Pharmacological perturbation reveals deficits in D2 receptor responses in Thap1 null mice

Natalie M. Frederick; Morgan M. Pooler; Parth Shah; Alessandro Didonna; Puneet Opal

doi:10.1002/acn3.51481

Pharmacological perturbation reveals deficits in D2 receptor responses in Thap1 null mice

Natalie M. Frederick, Morgan M. Pooler, Parth Shah, Alessandro Didonna, Puneet Opal^*

^*Corresponding author for this work

Neurology

Research output: Contribution to journal › Article › peer-review

Abstract

The primary dystonia DYT6 is caused by mutations in the transcription factor Thanatos-associated protein 1 (THAP1). To understand THAP1’s functions, we generated mice lacking THAP1 in the nervous system. THAP1 loss causes locomotor deficits associated with transcriptional changes.

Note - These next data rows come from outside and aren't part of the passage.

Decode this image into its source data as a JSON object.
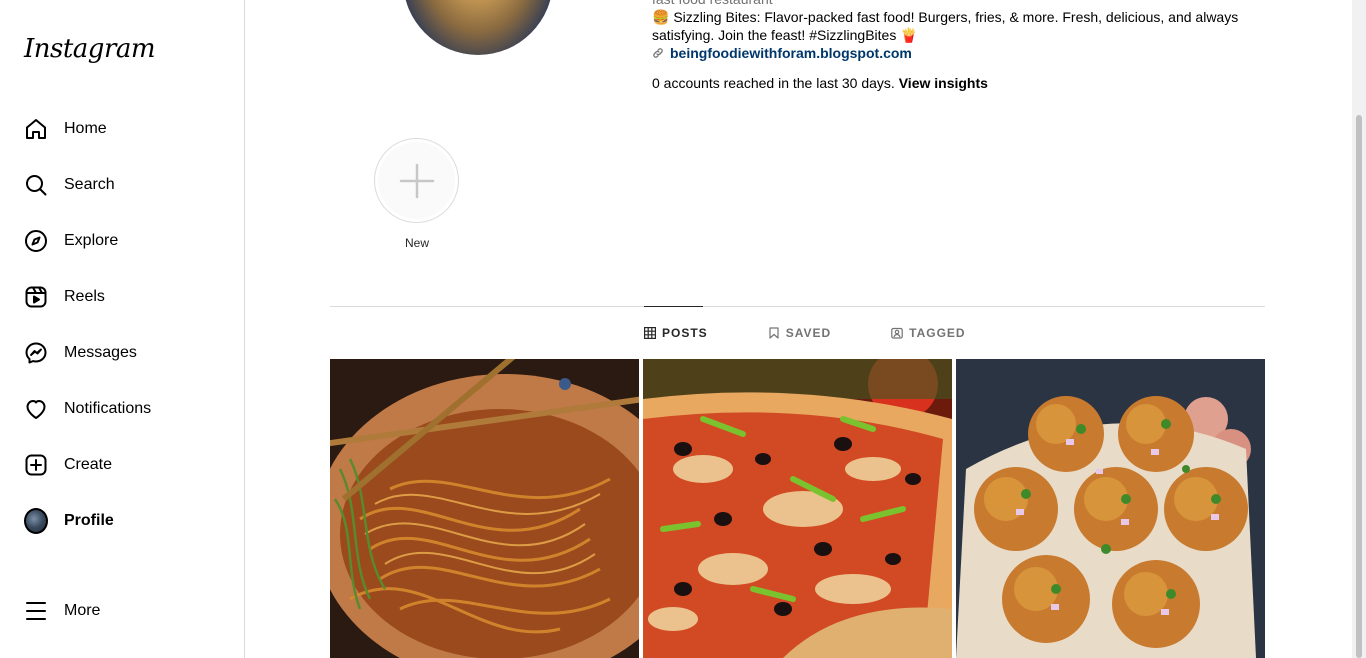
{
  "app": {
    "logo": "Instagram"
  },
  "sidebar": {
    "items": [
      {
        "label": "Home",
        "icon": "home-icon"
      },
      {
        "label": "Search",
        "icon": "search-icon"
      },
      {
        "label": "Explore",
        "icon": "compass-icon"
      },
      {
        "label": "Reels",
        "icon": "reels-icon"
      },
      {
        "label": "Messages",
        "icon": "messenger-icon"
      },
      {
        "label": "Notifications",
        "icon": "heart-icon"
      },
      {
        "label": "Create",
        "icon": "plus-square-icon"
      },
      {
        "label": "Profile",
        "icon": "avatar"
      },
      {
        "label": "More",
        "icon": "hamburger-icon"
      }
    ]
  },
  "profile": {
    "category": "fast food restaurant",
    "bio_line": "🍔 Sizzling Bites: Flavor-packed fast food! Burgers, fries, & more. Fresh, delicious, and always satisfying. Join the feast! #SizzlingBites 🍟",
    "link": "beingfoodiewithforam.blogspot.com",
    "insights_text": "0 accounts reached in the last 30 days.",
    "insights_link": "View insights"
  },
  "highlights": {
    "new_label": "New"
  },
  "tabs": [
    {
      "label": "POSTS",
      "icon": "grid-icon",
      "active": true
    },
    {
      "label": "SAVED",
      "icon": "bookmark-icon",
      "active": false
    },
    {
      "label": "TAGGED",
      "icon": "tag-user-icon",
      "active": false
    }
  ],
  "colors": {
    "text": "#262626",
    "muted": "#737373",
    "link": "#00376b",
    "border": "#dbdbdb"
  }
}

Since many of the genes misregulated involve dopaminergic signaling, we pharmacologically challenged the two striatal canonical dopamine pathways: the direct, regulated by the D1 receptor, and the indirect, regulated by the D2 receptor. We discovered that depleting THAP1 specifically interferes with the D2 receptor responses, pointing to a selective misregulation of the indirect pathway in DYT6 with implications for pathogenesis and treatment.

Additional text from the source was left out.